Гармонист
Шрифт:
— Понравилось!
— Вот видишь!.. — тряхнул его за плечо Баев. И они распрощались.
Никону было грустно уходить и возвращаться к себе. Он отошел несколько шагов от Баева, увидел, как тот вернулся в свой барак, и, вздохнув, зашагал по пыльной улице.
40
На работе у Никона бывали мгновенья, когда ему хотелось бросить все и бежать отсюда. Моментами работа казалась непереносимо-тяжелой. Он украдкой оглядывался и видел: остальные упорно и сосредоточенно заняты своим делом, целиком ушли в него. Он сжимался, неприязненное
Не вытерпев, однажды он сказал Баеву:
— Тяжело мне с вами на работе. Не угнаться...

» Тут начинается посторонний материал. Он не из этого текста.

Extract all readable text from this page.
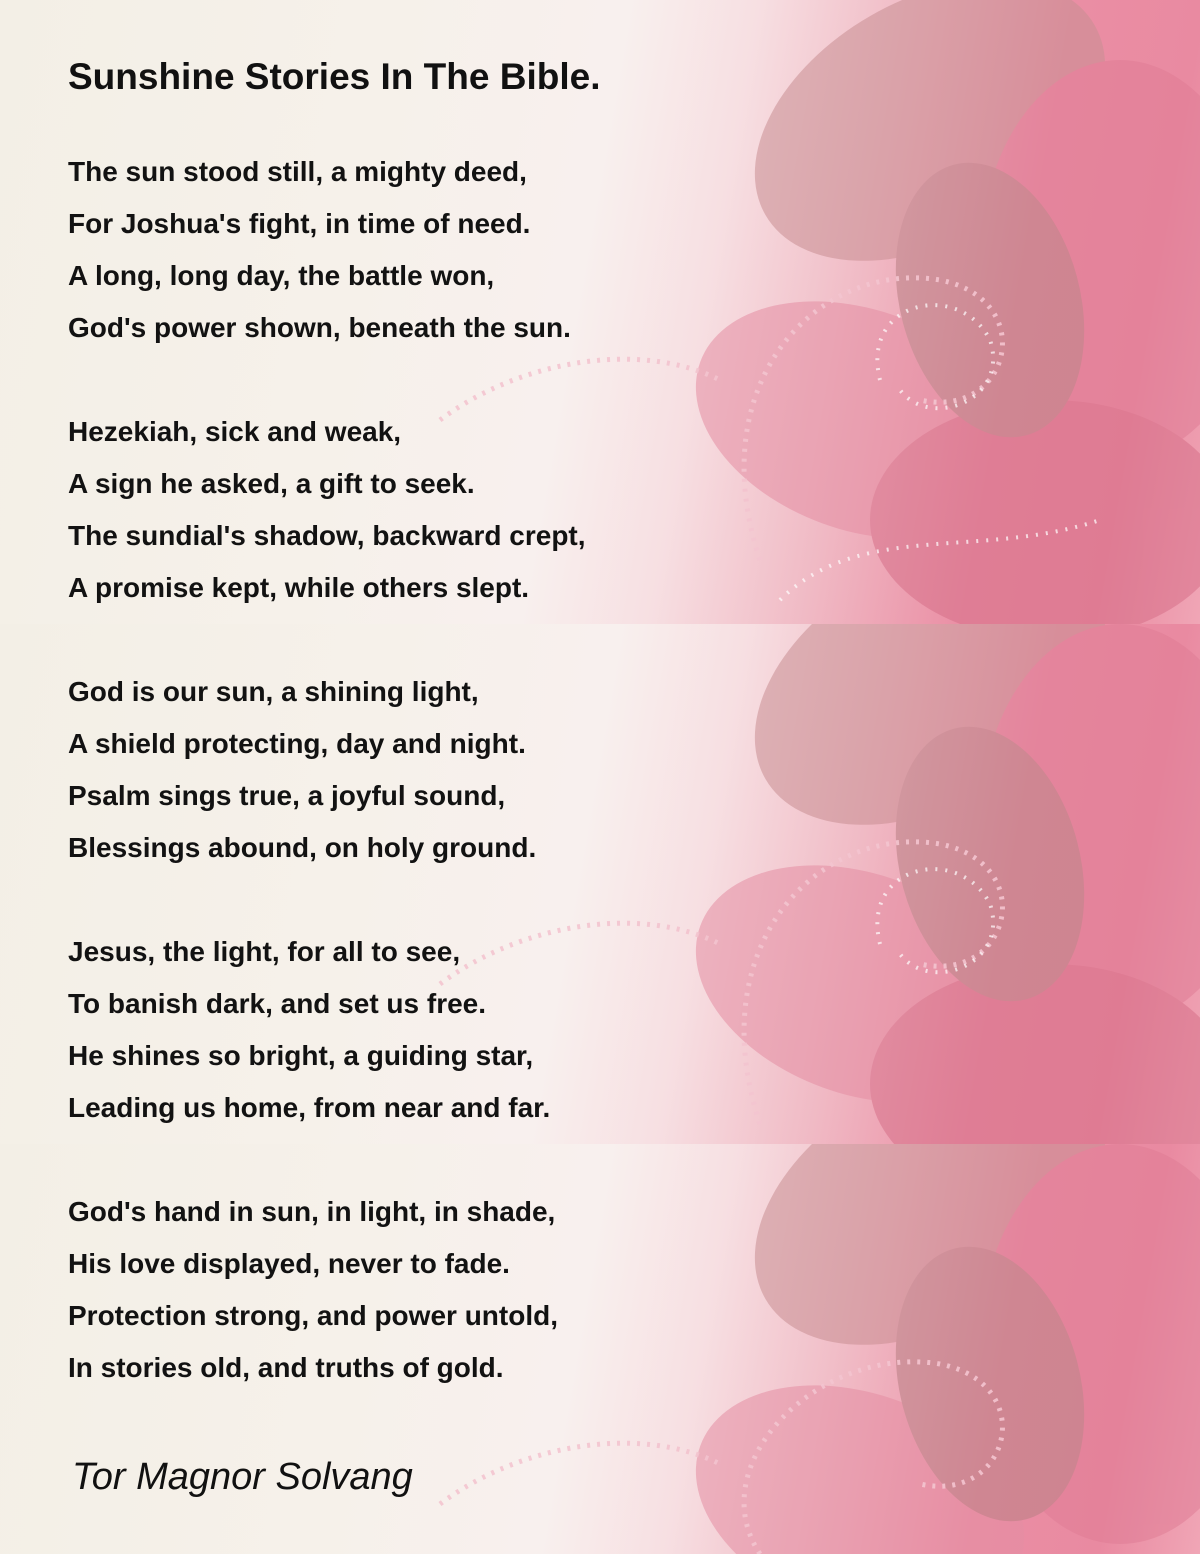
Sunshine Stories In The Bible.
The sun stood still, a mighty deed,
For Joshua's fight, in time of need.
A long, long day, the battle won,
God's power shown, beneath the sun.
Hezekiah, sick and weak,
A sign he asked, a gift to seek.
The sundial's shadow, backward crept,
A promise kept, while others slept.
God is our sun, a shining light,
A shield protecting, day and night.
Psalm sings true, a joyful sound,
Blessings abound, on holy ground.
Jesus, the light, for all to see,
To banish dark, and set us free.
He shines so bright, a guiding star,
Leading us home, from near and far.
God's hand in sun, in light, in shade,
His love displayed, never to fade.
Protection strong, and power untold,
In stories old, and truths of gold.
Tor Magnor Solvang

— Шутишь, — усмехнулся шахтер. — Это ты с непривычки. Обожди недельку, увидишь, что будет...
— Что будет? — не поверил Никон. — Хуже, наверно, будет. Вы вот как гоните!
Баев радостно встрепенулся.
— А разве плохо?! Мы скоро зоновскую бригаду догоним!
— Если не надорвемся... — буркнул Никон.
— Зачем надрываться? Мы не свыше сил работаем. Сам можешь понять. Ты работу в забое кончаешь, вышел на-гора, помылся, передохнул и — свеж, как огурчик! Было ли бы такое, если бы ты из последних сил работал?
Сначала Никон не прислушивался к этим словам товарища. Но вот после особенно напряженного рабочего дня, когда бригада старалась поднять свою норму выше на какой-то процент, Никон приплелся домой, чувствуя, что весь он расслаблен и что теперь бы только добраться до койки и завалиться спать. И он растянулся на постели. А сон не шел. Тело приятно ныло, так хорошо было растянуться, закинув руки за голову! Вот-вот обрушится тяжелый сон и заглушит тяжелую усталость. Но сон не приходил. Откуда-то накатывалась бодрость. Перестали ныть кости, просветлело в голове. Никон сомкнул веки, полежал несколько минут и почувствовал, что тело его стало легким и крепким. Почувствовал, что можно спрыгнуть с постели, потянуться, хрустнуть костями и пойти куда угодно, хотя бы снова на работу.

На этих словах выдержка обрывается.